SLEEPY JOHN ESTES - I Ain't Gonna Be Worried No More
J'ai récemment pu constater que si mon intérêt pour les dernières nouveautés s'émousse chaque jour un peu plus, je développe un goût de plus en plus prononcé pour les antiquailles certifiées limite début du siècle. C'est le côté "gueule cassée" de Sleepy John Estes qui m'a d'abord interpellé. Maître Oyster a souvent parlé de ce disque en n'en disant que du bien, et sur la bonne impression d'un extrait, je me suis laissé tenté. Autant le dire sans détour, c'est le pied.
Si je ne suis pas un fin connaisseur de la chose Blues, je sais en revanche ce qui me plaît ou pas en la matière... Autant en Jazz, il m'arrive de rester perplexe à l'écoute d'un disque, en me demandant si j'ai aimé ou pas, autant en Blues, c'est net clair et précis. C'est simple, dès qu'il y a plus de trois instrument maxi, le blues me plaît déjà moins. Un mec, une vie passée dans les champs de coton, une guitare vaguement accordée, des textes ou Diable, femmes, alcool et détresse font bon ménage (même si c'est souvent bien plus complexe que ça), et cela suffit à mon bonheur.
Sleepy John Estes fait parti de ces gars qui vous touche au plus près, à la fleur de votre peau, avec une poignée d'accords et surtout, une voix écorchée hors du commun.
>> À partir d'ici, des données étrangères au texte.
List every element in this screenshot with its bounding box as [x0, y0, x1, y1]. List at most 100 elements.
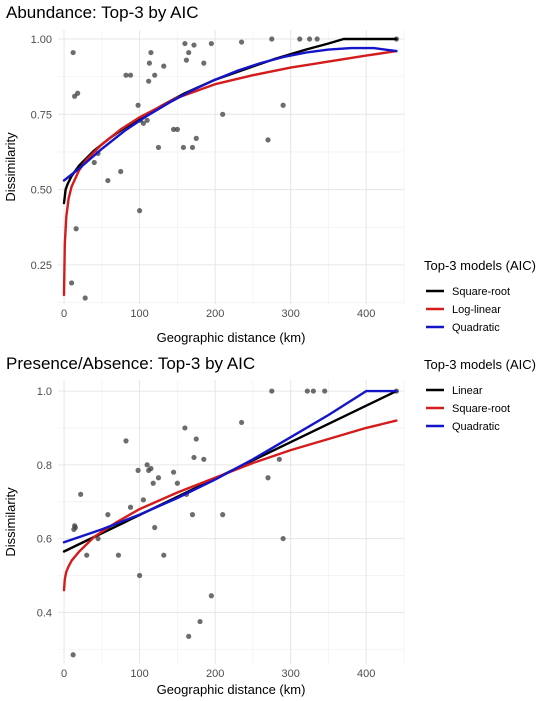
- data-point: [146, 78, 152, 84]
- data-point: [78, 491, 84, 497]
- data-point: [82, 295, 88, 301]
- x-axis-title: Geographic distance (km): [157, 330, 306, 345]
- y-axis-title: Dissimilarity: [3, 487, 18, 557]
- data-point: [70, 652, 76, 658]
- data-point: [105, 177, 111, 184]
- data-point: [127, 504, 134, 510]
- data-point: [238, 39, 245, 45]
- data-point: [135, 102, 141, 108]
- chart-panel-1: 0 100 200 300 400 0.25 0.50 0.75 1.00 Abundance: …: [3, 3, 536, 345]
- data-point: [191, 42, 197, 48]
- data-point: [170, 126, 177, 132]
- model-fit-lines: [62, 389, 398, 592]
- grid-lines: [58, 30, 405, 304]
- x-axis-title: Geographic distance (km): [157, 682, 306, 697]
- fit-line-quadratic: [62, 46, 398, 182]
- y-tick-label: 0.25: [31, 260, 52, 272]
- data-point: [118, 168, 124, 175]
- data-point: [297, 36, 303, 42]
- y-tick-label: 0.4: [37, 607, 52, 619]
- data-point: [276, 456, 282, 462]
- data-point: [146, 60, 153, 66]
- data-point: [220, 512, 226, 518]
- data-point: [105, 512, 111, 518]
- x-tick-label: 0: [61, 308, 67, 320]
- legend: Top-3 models (AIC) Linear Square-root Quadr…: [424, 357, 536, 433]
- fit-line-square-root: [62, 419, 398, 592]
- data-point: [161, 552, 167, 558]
- legend-item-label: Square-root: [452, 286, 510, 298]
- data-point: [186, 49, 192, 56]
- data-point: [269, 36, 275, 42]
- data-point: [314, 36, 320, 42]
- chart-title: Presence/Absence: Top-3 by AIC: [6, 354, 255, 373]
- data-point: [183, 57, 190, 63]
- legend-item-label: Log-linear: [452, 304, 501, 316]
- data-point: [265, 137, 271, 143]
- grid-lines: [58, 380, 405, 664]
- data-point: [144, 462, 150, 468]
- legend-item-label: Linear: [452, 385, 483, 397]
- legend-item-label: Quadratic: [452, 322, 500, 334]
- chart-title: Abundance: Top-3 by AIC: [6, 3, 199, 22]
- data-point: [68, 280, 75, 286]
- y-tick-label: 0.50: [31, 185, 52, 197]
- data-point: [306, 36, 313, 42]
- x-tick-label: 100: [130, 668, 148, 680]
- legend-item-label: Square-root: [452, 403, 510, 415]
- legend-item-label: Quadratic: [452, 421, 500, 433]
- legend-title: Top-3 models (AIC): [424, 258, 536, 273]
- y-tick-label: 1.0: [37, 386, 52, 398]
- x-tick-label: 400: [357, 308, 375, 320]
- chart-panel-2: 0 100 200 300 400 0.4 0.6 0.8 1.0 Presence/Absenc…: [3, 354, 536, 697]
- data-point: [115, 552, 122, 558]
- data-point: [191, 454, 197, 461]
- data-point: [170, 469, 177, 475]
- data-point: [152, 72, 158, 78]
- data-point: [84, 552, 90, 558]
- data-point: [208, 40, 214, 47]
- data-point: [155, 144, 162, 151]
- data-point: [123, 72, 129, 78]
- data-point: [73, 226, 79, 232]
- x-tick-label: 400: [357, 668, 375, 680]
- data-point: [70, 49, 76, 56]
- data-point: [144, 117, 150, 123]
- fit-line-log-linear: [62, 49, 398, 297]
- data-point: [174, 126, 180, 132]
- data-points: [70, 388, 400, 658]
- data-point: [197, 618, 203, 625]
- data-point: [201, 60, 207, 66]
- data-point: [140, 120, 146, 126]
- x-tick-label: 300: [282, 308, 300, 320]
- data-point: [189, 512, 196, 518]
- data-point: [189, 144, 196, 151]
- data-point: [182, 40, 188, 47]
- data-point: [322, 388, 328, 394]
- x-tick-label: 200: [206, 308, 224, 320]
- y-tick-label: 0.75: [31, 109, 52, 121]
- fit-line-square-root: [62, 37, 398, 205]
- data-point: [148, 49, 154, 56]
- data-point: [304, 388, 310, 394]
- y-tick-label: 0.8: [37, 460, 52, 472]
- data-point: [280, 102, 286, 108]
- data-point: [155, 475, 162, 481]
- data-point: [180, 144, 187, 151]
- data-point: [186, 633, 192, 639]
- data-point: [208, 593, 214, 599]
- legend: Top-3 models (AIC) Square-root Log-linear Q…: [424, 258, 536, 334]
- data-point: [265, 475, 271, 481]
- y-tick-label: 0.6: [37, 534, 52, 546]
- data-point: [174, 480, 180, 486]
- data-point: [136, 208, 143, 214]
- data-point: [72, 524, 78, 531]
- data-point: [152, 524, 158, 531]
- data-point: [182, 425, 188, 431]
- data-point: [95, 535, 101, 542]
- data-point: [280, 535, 286, 542]
- data-point: [75, 90, 81, 96]
- data-point: [135, 467, 141, 473]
Je maîtrise mal, comme je l'avoue plus haut, la chose blues, et je tâtonne encore pas mal en la matière, mais Bon Dieu, que c'est bon. La maison d'édition, absolument excellente, Monk, réédite les plus grands mais aussi les plus obscurs bluesman, avec une classe et une sobriété limite fascinante. Ce qui est assez étrange à écouter, lorsque l'on écoute la chose en vinyle, c'est cette différence dans les niveaux de craquements. Il y a le craquement original, puisque les disques ont été repompés sur des disques originaux, et le craquement du pressage actuel, plus cristallin, forcément.
En attendant, Sleepy John Estes vous chante la vie comme si la sienne en dépendait, et avec une légitimité qui vous saute à la gueule, et qui fera peut-être comprendre au monde, la différence fondamentale entre un Eric Clapton ou un Poppa Chubby et un Sleepy John Estes.
Il finira sa vie aveugle, après l'avoir passé borgne, et sans un sou, mais avec des tas de trésors à son actif.
PS: Merci à Oyster pour cette sublime découverte, et pour me laisser gracieusement jouir de l'usage de sa photographie....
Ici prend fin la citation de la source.